Türkoğlu'nun konuşması sırasında Milli Eğitim Bakanı Yusuf Tekin'e yönelik eleştirilerde bulunması üzerine Bakan Tekin yerinden, "Helal olsun, iyi şov yapıyorsun yalan..." diyerek tepki gösterdi.
"Kara propagandayı kınıyorum"
Türkoğlu'nun konuşmasını bitirmesinin ardından AK Parti Grup Başkanvekili Özlem Zengin söz isteyerek, Türkoğlu'nun AK Parti'nin eğitim politikasının seçmen yetiştirmek üzerine kurgulandığı yönündeki sözlerine cevap verdi.
Zengin, Saadet Partisi Kocaeli Milletvekili Hasan Bitmez'e Allah'tan rahmet, Saadet Partisine ve TBMM'ye başsağlığı diledi.

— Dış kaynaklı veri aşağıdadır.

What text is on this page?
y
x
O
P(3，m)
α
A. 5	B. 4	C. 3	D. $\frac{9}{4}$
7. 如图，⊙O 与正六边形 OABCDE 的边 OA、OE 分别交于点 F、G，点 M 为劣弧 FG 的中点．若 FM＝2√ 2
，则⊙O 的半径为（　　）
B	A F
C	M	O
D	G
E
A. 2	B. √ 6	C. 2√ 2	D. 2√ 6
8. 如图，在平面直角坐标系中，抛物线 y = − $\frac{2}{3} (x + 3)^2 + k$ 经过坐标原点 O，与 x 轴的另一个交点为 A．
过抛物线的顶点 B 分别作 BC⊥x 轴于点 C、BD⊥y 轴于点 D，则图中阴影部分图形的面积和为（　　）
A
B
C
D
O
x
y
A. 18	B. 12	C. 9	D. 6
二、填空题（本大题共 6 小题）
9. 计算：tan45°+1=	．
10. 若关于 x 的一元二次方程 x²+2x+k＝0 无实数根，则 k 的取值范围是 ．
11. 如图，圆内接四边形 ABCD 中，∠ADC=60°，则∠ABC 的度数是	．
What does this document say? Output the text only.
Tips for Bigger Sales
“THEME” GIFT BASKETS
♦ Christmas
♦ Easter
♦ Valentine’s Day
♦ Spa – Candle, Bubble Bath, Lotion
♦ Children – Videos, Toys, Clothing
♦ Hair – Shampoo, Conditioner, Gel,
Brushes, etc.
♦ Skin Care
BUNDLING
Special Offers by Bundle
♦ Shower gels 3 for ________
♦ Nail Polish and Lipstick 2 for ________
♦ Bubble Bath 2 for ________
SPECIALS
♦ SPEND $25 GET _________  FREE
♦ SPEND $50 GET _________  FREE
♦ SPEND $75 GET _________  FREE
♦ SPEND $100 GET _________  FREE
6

AK Parti grubuna yönelik saldırılar karşısında ayağa kalkarak söz talebinde bulunduğunu söyleyen Zengin, "Doğrusu, bugün bu konuya girmeyi düşünmüyorum ama o gün de hatip konuşurken hayat enteresan yine siz kürsüdeydiniz, yine arkadaşlarımız böyle oturuyordu. Bir anlaşmamız var biliyorsunuz. Bütün gruplar, parti grupları sözünü bitirdikten sonra öyle söz alıyoruz, bugün de öyle yaptık fakat o gün bir başka konuşma da olacağı için ben yanınıza gelerek söz talebinde bulundum, hatip konuşmasını bitirirken, kendisi de kürsüdeyken ayağa kalktım ve söz istedim." ifadesini kullandı.
Bitmez'in kürsüde fenalaştığı gün medyada hakkında birçok iddianın gündeme getirildiğini aktaran Zengin, "Ben AK Parti Grup Başkanvekiliyim. Burada bütün arkadaşlarımız her şeye şahitler. Biz Grup Başkanvekillerini vazifesi aynen şu an olduğu gibi bize yapılan, hacmini aşan ve itiraz ettiğimiz konulara cevap vermektir. Bu konuyla alakalı konuşmalarımı, izahlarımı daha sonraya bırakacağım, muhakkak suretle bu konuyla ilgili söz söyleyeceğim ama kamuoyunda hassaten farklı fotoğraflar da kullanılarak yapılan kara propagandayı burada kınıyorum. Benim ayağa kalkmam aynen şu an olduğu gibi hatip kürsüdeyken kendisiyle ilgili söz girişi yaparak sizin bilginiz dahilinde grubumuz adına cevap vermek içindir. Şu anda hatip yerine oturduğu için bir sorun yok, hayatın olağan akışı böyle. Bu Genel Kurulda binlerce kez laf atılmıştır, çok ağır konuşmalar işitilmiştir ve biz bunlara cevap vermek için buradayız." şeklinde konuştu.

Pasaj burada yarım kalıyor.